Mis-classified digits
We can pick out a large sample of images that are 3’s and see if these are particularly difficult to detect.
iset <- sample(which(train[,1] == 3),5*7)
par(mar=c(0,0,0,0))
par(mfrow=c(5,7))
for (j in iset) {
y <- matrix(as.matrix(train[j,-1]),16,16,byrow=TRUE)
y <- 1 - (y + 1)*0.5
plot(0,0,xlab="",ylab="",axes=FALSE)
rasterImage(y,-1,-1,1,1)
box()
text(-0.8,-0.7, train[j,1], cex=3, col="red")
}
For the most part though, these do not seem difficult for a human to classify.
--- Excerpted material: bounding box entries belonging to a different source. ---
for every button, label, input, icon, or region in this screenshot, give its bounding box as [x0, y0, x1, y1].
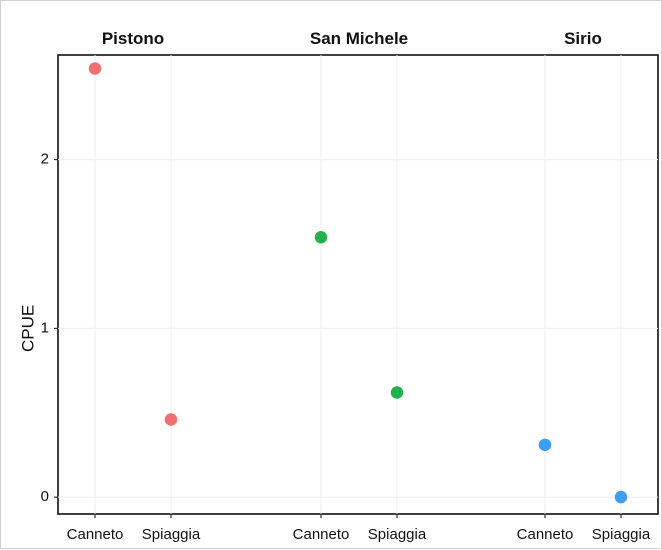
facet-title-san-michele: San Michele	[310, 29, 408, 48]
x-tick-label-canneto: Canneto	[293, 526, 350, 543]
data-point-pistono-canneto	[88, 62, 102, 75]
x-tick-label-canneto: Canneto	[517, 526, 574, 543]
y-axis-title: CPUE	[18, 305, 37, 352]
y-tick-layer: 0 1 2	[41, 151, 58, 505]
data-point-sirio-canneto	[538, 438, 552, 452]
plot-panel	[57, 54, 659, 515]
facet-title-layer: Pistono San Michele Sirio	[102, 29, 602, 48]
grid-layer	[58, 55, 658, 514]
data-point-san-michele-canneto	[314, 231, 328, 244]
data-point-san-michele-spiaggia	[390, 386, 404, 399]
x-tick-label-spiaggia: Spiaggia	[368, 526, 427, 543]
x-tick-label-canneto: Canneto	[67, 526, 124, 543]
x-tick-label-spiaggia: Spiaggia	[592, 526, 651, 543]
point-layer	[88, 62, 628, 504]
y-tick-label: 0	[41, 488, 49, 505]
facet-title-sirio: Sirio	[564, 29, 602, 48]
x-tick-layer: Canneto Spiaggia Canneto Spiaggia Canneto Spi…	[67, 514, 651, 543]
y-tick-label: 2	[41, 151, 49, 168]
x-tick-label-spiaggia: Spiaggia	[142, 526, 201, 543]
y-tick-label: 1	[41, 319, 49, 336]
data-point-sirio-spiaggia	[614, 490, 628, 504]
data-point-pistono-spiaggia	[164, 413, 178, 426]
facet-title-pistono: Pistono	[102, 29, 164, 48]
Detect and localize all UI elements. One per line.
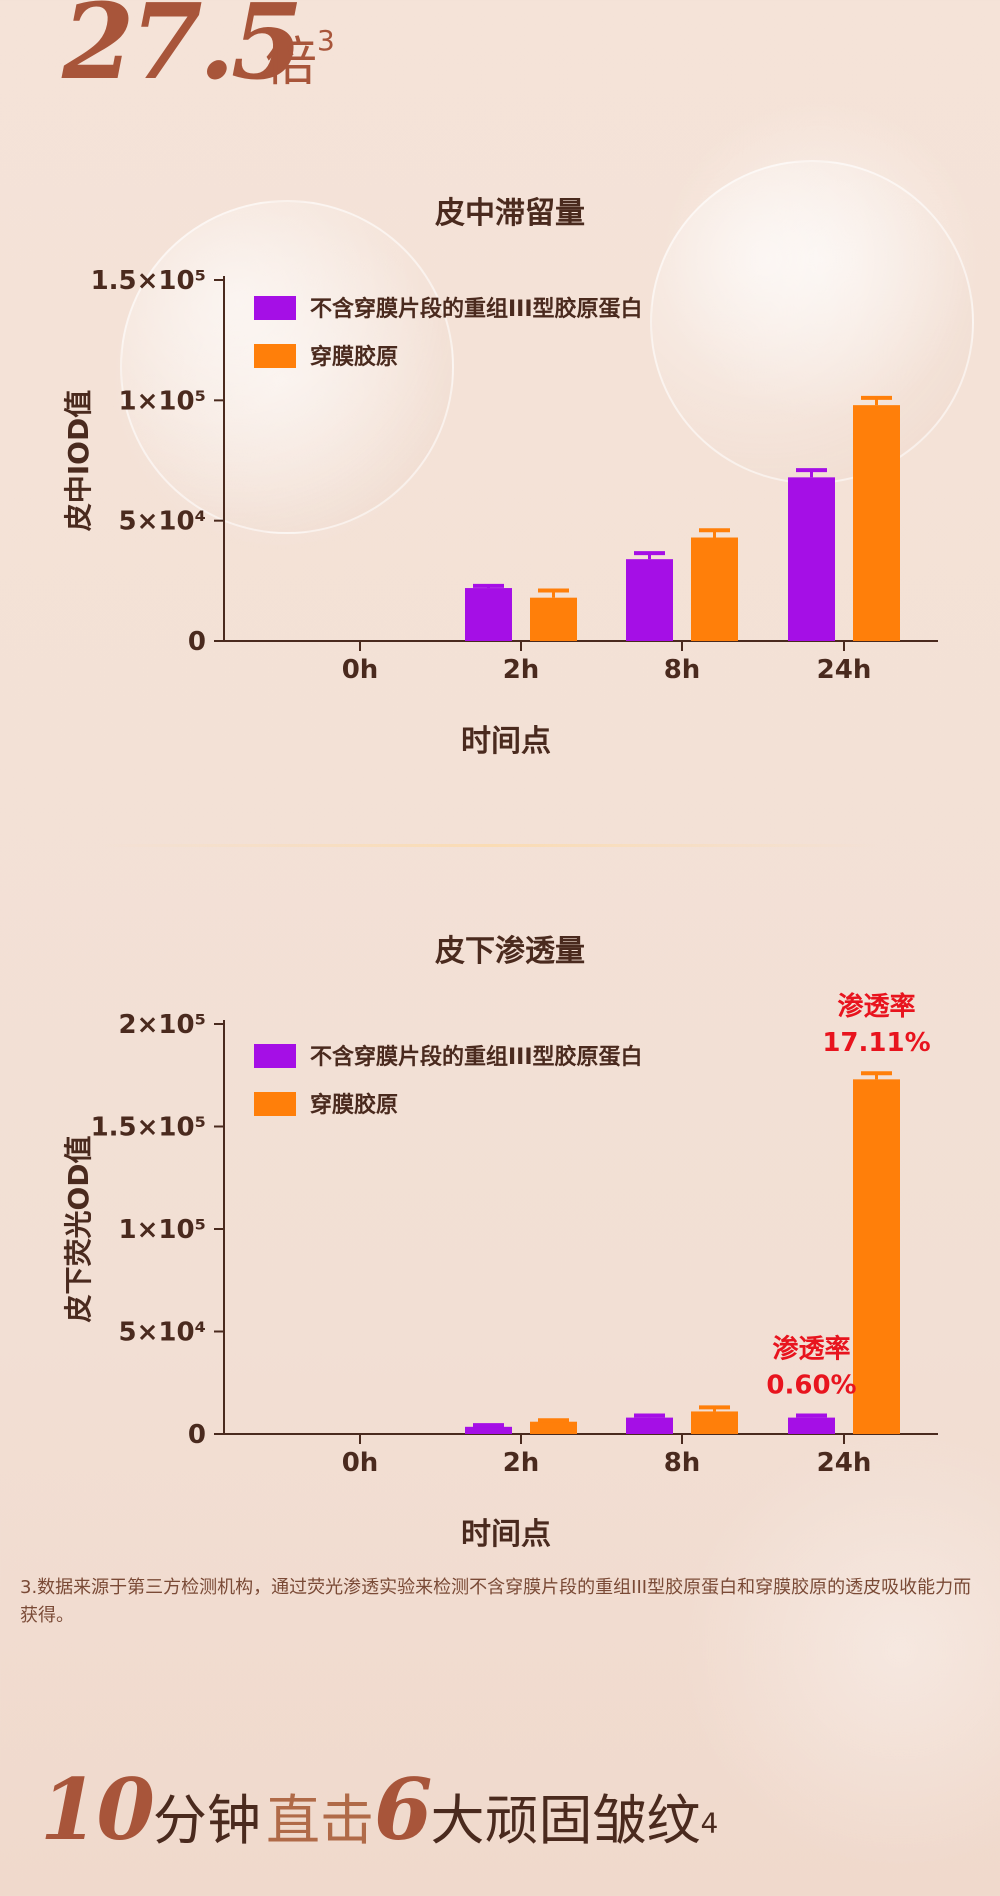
bottom-text-minutes: 分钟 [152,1789,261,1852]
bottom-number-minutes: 10 [40,1760,155,1859]
bar-2h-series0 [465,1426,512,1434]
headline-footnote-mark: 3 [317,24,335,57]
bar-8h-series1 [691,1411,738,1434]
bar-24h-series1 [853,1079,900,1434]
bottom-text-wrinkles: 大顽固皱纹 [430,1789,701,1852]
legend-label-0: 不含穿膜片段的重组III型胶原蛋白 [310,296,643,322]
x-tick-label-2: 8h [664,655,701,685]
y-tick-label-0: 0 [188,1420,206,1450]
bar-2h-series1 [530,1421,577,1434]
annotation-label-0: 渗透率 [837,991,915,1022]
y-tick-label-3: 1.5×10⁵ [91,266,206,296]
decorative-bubble-right [650,160,974,484]
bar-8h-series0 [626,559,673,641]
bar-24h-series0 [788,477,835,641]
legend-swatch-1 [254,344,296,368]
x-tick-label-1: 2h [503,655,540,685]
y-tick-label-1: 5×10⁴ [119,507,206,537]
x-tick-label-1: 2h [503,1448,540,1478]
bar-8h-series0 [626,1417,673,1434]
y-tick-label-2: 1×10⁵ [119,1215,206,1245]
y-tick-label-2: 1×10⁵ [119,386,206,416]
annotation-value-0: 17.11% [822,1028,930,1058]
bottom-number-six: 6 [374,1760,432,1859]
y-tick-label-3: 1.5×10⁵ [91,1113,206,1143]
y-tick-label-0: 0 [188,627,206,657]
section-divider [100,844,880,847]
bar-24h-series1 [853,405,900,641]
x-tick-label-3: 24h [817,1448,872,1478]
x-tick-label-3: 24h [817,655,872,685]
y-tick-label-1: 5×10⁴ [119,1318,206,1348]
x-tick-label-0: 0h [342,655,379,685]
bar-24h-series0 [788,1417,835,1434]
legend-swatch-0 [254,296,296,320]
chart2-title: 皮下渗透量 [435,934,585,969]
y-tick-label-4: 2×10⁵ [119,1010,206,1040]
legend-swatch-1 [254,1092,296,1116]
bar-8h-series1 [691,537,738,641]
x-axis-label: 时间点 [461,1517,551,1552]
y-axis-label: 皮中IOD值 [62,390,95,531]
chart2-penetration: 0 5×10⁴ 1×10⁵ 1.5×10⁵ 2×10⁵ 0h 2h 8h 24h 不含穿膜片段的重… [62,991,938,1552]
chart1-title: 皮中滞留量 [435,196,585,231]
headline-number: 27.5 [62,0,303,103]
legend-swatch-0 [254,1044,296,1068]
annotation-label-1: 渗透率 [772,1334,850,1365]
bottom-footnote-mark: 4 [700,1806,719,1840]
y-axis-label: 皮下荧光OD值 [62,1135,95,1322]
bar-2h-series1 [530,597,577,641]
footnote-text: 3.数据来源于第三方检测机构，通过荧光渗透实验来检测不含穿膜片段的重组III型胶… [20,1577,972,1626]
chart1-retention: 0 5×10⁴ 1×10⁵ 1.5×10⁵ 0h 2h 8h 24h 不含穿膜片段的重组III型… [62,266,938,759]
bar-2h-series0 [465,588,512,641]
x-axis-label: 时间点 [461,724,551,759]
headline-unit: 倍3 [265,24,335,93]
legend-label-0: 不含穿膜片段的重组III型胶原蛋白 [310,1044,643,1070]
bottom-text-hit: 直击 [266,1789,374,1852]
legend-label-1: 穿膜胶原 [310,1092,398,1118]
legend-label-1: 穿膜胶原 [310,344,398,370]
x-tick-label-2: 8h [664,1448,701,1478]
annotation-value-1: 0.60% [766,1371,856,1401]
bottom-headline: 10分钟 直击6大顽固皱纹4 [40,1760,718,1860]
x-tick-label-0: 0h [342,1448,379,1478]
What if we look at the actual mis-classified points. Here are the ones from the support vector machine:
iset <- sample(which(predSvm != ytest),7*7)
par(mar=c(0,0,0,0))
par(mfrow=c(7,7))
for (j in iset) {
y <- matrix(as.matrix(test[j,-1]),16,16,byrow=TRUE)
y <- 1 - (y + 1)*0.5
plot(0,0,xlab="",ylab="",axes=FALSE)
rasterImage(y,-1,-1,1,1)
box()
text(-0.8,-0.7, test[j,1], cex=3, col="red")
text(0.8,-0.7, predSvm[j], cex=3, col="blue")
}
And the ridge regression:
iset <- sample(which(predLm != ytest),7*7)
par(mar=c(0,0,0,0))
par(mfrow=c(7,7))
for (j in iset) {
y <- matrix(as.matrix(test[j,-1]),16,16,byrow=TRUE)
y <- 1 - (y + 1)*0.5
plot(0,0,xlab="",ylab="",axes=FALSE)
rasterImage(y,-1,-1,1,1)
box()
text(-0.8,-0.7, test[j,1], cex=3, col="red")
text(0.8,-0.7, predLm[j], cex=3, col="blue")
}
Can you rationalize what is going on between what makes an error for the two models?